Let p be the least such number with prime factorizations $p = p_0 p_1 \cdots p_k = q_0 q_1 \cdots q_n$. We have $p_i \neq q_j$ for all $i$ and $j$, since any common factor could be divided out to give a smaller natural number $p'$ with two different prime factorizations, in contradiction to the choice of $p$.

We can suppose that $p_0 ≤ p_1 ≤ \cdots ≤ p_k$ and $q_0 ≤ q_1 ≤ \cdots ≤ q_n$ as well as $p_0 < q_0$.

(I quote these two paragraphs from authors' work)

Clearly, $p_0 \mid p$. It follows from $p_0 < q_0 ≤ q_1 ≤ \cdots ≤ q_n$ and $p_0, q_0, q_1, \cdots, q_n$ are all prime numbers that $p_0 \not \mid q_j$ for all $j$. Then $p_0 \not \mid q_0 q_1 \cdots q_n$ and thus $p_0 \not \mid p$, which is a contradiction.


  1. I would like to ask if my modification of authors' proof is correct.
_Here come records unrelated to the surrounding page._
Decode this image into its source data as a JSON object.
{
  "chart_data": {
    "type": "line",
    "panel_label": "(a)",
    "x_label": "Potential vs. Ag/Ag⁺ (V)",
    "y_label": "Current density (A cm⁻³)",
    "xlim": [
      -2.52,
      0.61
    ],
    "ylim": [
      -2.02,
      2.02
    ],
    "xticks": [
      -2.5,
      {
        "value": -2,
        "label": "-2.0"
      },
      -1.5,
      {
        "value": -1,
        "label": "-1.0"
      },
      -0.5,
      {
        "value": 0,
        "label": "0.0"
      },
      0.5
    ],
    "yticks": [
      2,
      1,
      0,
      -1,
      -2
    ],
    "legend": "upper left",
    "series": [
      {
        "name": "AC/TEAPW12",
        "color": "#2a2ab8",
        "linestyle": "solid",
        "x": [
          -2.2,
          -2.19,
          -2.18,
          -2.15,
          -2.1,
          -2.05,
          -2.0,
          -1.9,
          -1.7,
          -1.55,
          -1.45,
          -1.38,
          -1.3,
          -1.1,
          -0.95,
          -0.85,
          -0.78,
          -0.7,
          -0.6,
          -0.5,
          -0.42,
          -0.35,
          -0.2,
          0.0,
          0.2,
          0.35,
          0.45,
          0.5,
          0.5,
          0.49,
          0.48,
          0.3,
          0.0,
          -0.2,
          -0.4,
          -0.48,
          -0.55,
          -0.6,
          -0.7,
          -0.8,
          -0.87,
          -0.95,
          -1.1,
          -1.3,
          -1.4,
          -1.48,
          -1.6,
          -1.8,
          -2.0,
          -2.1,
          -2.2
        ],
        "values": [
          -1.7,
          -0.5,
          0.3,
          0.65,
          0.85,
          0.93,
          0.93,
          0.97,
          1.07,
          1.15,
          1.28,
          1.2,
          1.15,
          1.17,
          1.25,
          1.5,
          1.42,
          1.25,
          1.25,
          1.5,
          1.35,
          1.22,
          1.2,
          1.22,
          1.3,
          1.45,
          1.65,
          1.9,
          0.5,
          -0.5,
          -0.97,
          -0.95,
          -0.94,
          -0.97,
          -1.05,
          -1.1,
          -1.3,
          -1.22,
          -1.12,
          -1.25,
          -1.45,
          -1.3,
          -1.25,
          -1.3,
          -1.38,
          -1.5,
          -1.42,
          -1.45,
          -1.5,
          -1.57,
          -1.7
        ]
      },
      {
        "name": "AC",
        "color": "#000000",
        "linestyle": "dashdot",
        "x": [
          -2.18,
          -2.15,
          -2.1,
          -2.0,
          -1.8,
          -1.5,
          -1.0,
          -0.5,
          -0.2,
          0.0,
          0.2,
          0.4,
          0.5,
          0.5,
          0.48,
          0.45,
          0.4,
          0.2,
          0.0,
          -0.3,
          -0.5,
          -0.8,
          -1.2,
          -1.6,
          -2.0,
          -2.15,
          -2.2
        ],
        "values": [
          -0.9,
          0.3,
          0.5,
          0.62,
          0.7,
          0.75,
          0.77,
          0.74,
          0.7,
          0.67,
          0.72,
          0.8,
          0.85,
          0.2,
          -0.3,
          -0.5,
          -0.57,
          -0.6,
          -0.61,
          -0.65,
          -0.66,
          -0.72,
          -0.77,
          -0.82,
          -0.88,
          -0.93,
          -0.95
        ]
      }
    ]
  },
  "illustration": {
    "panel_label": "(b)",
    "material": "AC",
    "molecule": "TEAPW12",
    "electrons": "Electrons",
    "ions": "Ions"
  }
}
I can not understand why the authors did not take this shorter approach.

  2. In the proof, the authors said that

Consequently we have the prime factorization $$p − q = p_0 r_1 \cdots r_l$$
for some prime numbers $r_1 ,\cdots,r_l$.
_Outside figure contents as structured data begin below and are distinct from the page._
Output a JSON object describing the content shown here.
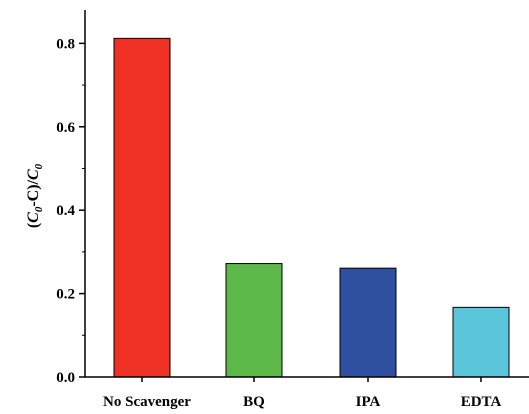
{
  "chart_data": {
    "type": "bar",
    "categories": [
      "No Scavenger",
      "BQ",
      "IPA",
      "EDTA"
    ],
    "values": [
      0.812,
      0.272,
      0.261,
      0.167
    ],
    "colors": [
      "#ee3124",
      "#5cb848",
      "#2e4fa0",
      "#5bc5dc"
    ],
    "ylabel": {
      "open": "(",
      "c0a": "C",
      "sub1": "0",
      "dash": "-C)/",
      "c0b": "C",
      "sub2": "0"
    },
    "ylim": [
      0,
      0.88
    ],
    "yticks": [
      0.0,
      0.2,
      0.4,
      0.6,
      0.8
    ],
    "ytick_labels": [
      "0.0",
      "0.2",
      "0.4",
      "0.6",
      "0.8"
    ],
    "grid": false,
    "legend": "none"
  }
}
It seems to me that this statement is not correct since it maybe the case that $r_1=\cdots=r_l=1$, which are not prime numbers. Is my understanding of this statement correct?

Thank you for your help!

Best Answer

  1. Your proof uses the following fact: if $p_0$ is prime and $p_0\nmid a$, $p_0\nmid b$, then $p_0\nmid ab$. While this is not a very advanced number theory fact, it does require proof given the standard (in my experience) definition of a prime as a number having exactly two positive divisors. It's quite possible that the proof of uniqueness of factorizations that you included was designed to not use this fact (perhaps the author wanted it to appear earlier in the book than that fact).

  2. Usually, mathematicians deem notation like this to include the possibility that $l=0$, that is, that there are no $r$s and that $p-q=p_0$.